AJP - Endocrinology and Metabolism, Vol 256, Issue 3 E431-E438, Copyright © 1989 by American Physiological Society

ARTICLES

Response of gut glucagon-like immunoreactivity to hypoglycemia in dogs

A. Ohneda, I. Sasaki, H. Naito, M. Toda, M. Ohneda and F. Koizumi
First Department of Surgery, Tohoku University School of Medicine, Sendai, Japan.

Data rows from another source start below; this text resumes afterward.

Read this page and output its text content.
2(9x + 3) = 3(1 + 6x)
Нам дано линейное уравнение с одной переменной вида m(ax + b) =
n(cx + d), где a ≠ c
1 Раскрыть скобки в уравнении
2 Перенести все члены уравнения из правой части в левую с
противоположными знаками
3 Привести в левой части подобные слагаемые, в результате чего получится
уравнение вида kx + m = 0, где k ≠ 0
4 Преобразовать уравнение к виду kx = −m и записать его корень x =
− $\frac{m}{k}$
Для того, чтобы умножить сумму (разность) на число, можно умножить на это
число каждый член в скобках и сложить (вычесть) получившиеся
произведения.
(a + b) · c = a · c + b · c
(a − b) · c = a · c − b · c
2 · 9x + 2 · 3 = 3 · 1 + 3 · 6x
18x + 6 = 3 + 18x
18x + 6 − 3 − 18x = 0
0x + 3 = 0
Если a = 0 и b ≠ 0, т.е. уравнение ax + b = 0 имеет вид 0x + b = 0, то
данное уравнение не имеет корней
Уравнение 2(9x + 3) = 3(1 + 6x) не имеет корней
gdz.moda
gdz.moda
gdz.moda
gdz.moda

Previous studies demonstrated that insulin-induced hypoglycemia enhances glicentin secretion in piglets and prompted us to investigate the response of glucagon-like immunoreactivity (GLI) to hypoglycemia in dogs. Insulin hypoglycemia did not induce any rise of plasma total immunoreactive glucagon (IRG) measured by nonspecific antiserum to glucagon in normal or pancreatectomized dogs under anesthesia. In contrast, insulin-induced hypoglycemia clearly increased plasma total IRG in both normal and pancreatectomized dogs in a conscious state. Administration of acetylcholine resulted in an elevation of plasma total IRG, whereas epinephrine induced a slight increase in plasma total IRG. The infusion of alpha- or beta-adrenergic blockers did not affect the response of plasma total IRG to hypoglycemia, whereas atropine completely blunted the increase in plasma total IRG during insulin hypoglycemia. Similarly atropine abolished the rise of plasma total IRG during intravenous administration of 2-deoxy-D-glucose. It is concluded that hypoglycemia clearly enhances the secretion of GLI from the gut in dogs and that GLI secretion during hypoglycemia is modulated, at least in part, by the autonomic nervous system.